1966 Suzuki T10 250cc Motorcycle
Result: PASSED IN
Suzuki's history can be traced back to manufacturing silk looms back in 1909 but it wasn't until the 1930s that the company began experimenting with internal combustion engines. The early post-war period saw Suzuki producing heaters and farm machinery but the small two-stroke engine resurfaced in 1952 and was initially sold in the form of the ?Power Free? motorized bicycle. In 1954 Suzuki began making their own motorcycles, beginning with a 90cc two-stroke Colleda, notable as one of the first to have oil injection to save the rider from having to mix the oil and petrol manually. Suzuki's first commercially successful bike was essentially a road-going version of their 250cc racer, introduced as the T10 in 1963, and it brought further refinements, including an electric start, hydraulic rear brake, an enclosed drive chain to keep mud and dirt off the rider. The T10 even had indicators, something of a novelty at the time. Aimed squarely at the commuter market, the T10 was designed around a pressed-steel frame with attractive lines, telescopic front forks, a chrome-sided fuel tank and 17-inch wheels.
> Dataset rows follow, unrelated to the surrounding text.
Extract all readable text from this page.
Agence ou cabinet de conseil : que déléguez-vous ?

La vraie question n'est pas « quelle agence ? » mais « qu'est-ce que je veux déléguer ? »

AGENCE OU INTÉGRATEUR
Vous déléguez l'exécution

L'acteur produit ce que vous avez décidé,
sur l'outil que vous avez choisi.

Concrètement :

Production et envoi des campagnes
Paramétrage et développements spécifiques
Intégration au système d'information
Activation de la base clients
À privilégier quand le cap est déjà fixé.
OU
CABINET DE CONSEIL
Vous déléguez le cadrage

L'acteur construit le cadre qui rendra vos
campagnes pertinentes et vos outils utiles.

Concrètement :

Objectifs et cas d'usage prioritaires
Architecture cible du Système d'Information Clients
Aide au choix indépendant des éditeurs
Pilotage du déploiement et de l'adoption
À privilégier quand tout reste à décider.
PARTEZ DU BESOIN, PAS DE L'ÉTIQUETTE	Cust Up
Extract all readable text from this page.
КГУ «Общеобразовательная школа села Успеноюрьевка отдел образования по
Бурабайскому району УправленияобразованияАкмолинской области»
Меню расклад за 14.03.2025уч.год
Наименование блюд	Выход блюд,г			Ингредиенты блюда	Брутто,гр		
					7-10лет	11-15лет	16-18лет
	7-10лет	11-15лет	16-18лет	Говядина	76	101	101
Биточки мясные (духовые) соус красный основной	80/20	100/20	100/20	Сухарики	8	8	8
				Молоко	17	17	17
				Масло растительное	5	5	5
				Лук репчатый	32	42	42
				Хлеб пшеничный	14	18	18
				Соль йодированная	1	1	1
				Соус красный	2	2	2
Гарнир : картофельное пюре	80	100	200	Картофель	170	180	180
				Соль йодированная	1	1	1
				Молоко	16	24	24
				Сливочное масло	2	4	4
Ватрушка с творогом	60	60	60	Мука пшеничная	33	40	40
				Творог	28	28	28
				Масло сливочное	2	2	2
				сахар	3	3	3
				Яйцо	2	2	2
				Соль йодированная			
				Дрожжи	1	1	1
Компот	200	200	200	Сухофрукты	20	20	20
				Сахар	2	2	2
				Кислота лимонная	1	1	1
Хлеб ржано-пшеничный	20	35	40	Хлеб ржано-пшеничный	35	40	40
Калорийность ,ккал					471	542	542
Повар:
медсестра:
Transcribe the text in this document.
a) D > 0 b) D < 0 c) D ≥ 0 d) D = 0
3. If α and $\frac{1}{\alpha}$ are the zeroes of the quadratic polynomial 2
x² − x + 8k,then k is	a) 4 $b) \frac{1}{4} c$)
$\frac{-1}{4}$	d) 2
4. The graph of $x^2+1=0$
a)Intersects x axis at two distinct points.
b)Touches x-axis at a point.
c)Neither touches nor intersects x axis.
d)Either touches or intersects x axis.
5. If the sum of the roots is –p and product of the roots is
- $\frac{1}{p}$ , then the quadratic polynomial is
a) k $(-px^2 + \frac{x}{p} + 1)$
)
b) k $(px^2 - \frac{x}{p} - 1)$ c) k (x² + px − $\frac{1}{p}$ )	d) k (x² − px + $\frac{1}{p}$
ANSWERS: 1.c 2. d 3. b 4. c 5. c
Suzuki began exporting bikes for the first time with the T10 and it was generally well received abroad, with Motorcycle News in Britain reporting ?The T10 is like a Rolls-Royce on two wheels, very smooth power, soft suspension, self starter, indicators and hydraulic rear brake?. Many of these features weren't found on British bikes of the period although the Suzuki was expensive compared to locally-made bikes due to high import tariffs. The T10s sold in England were painted black or white, while those sold to the United States were either red or blue. The T10 remained in production until 1966 and given so few were exported, few survive outside Japan today.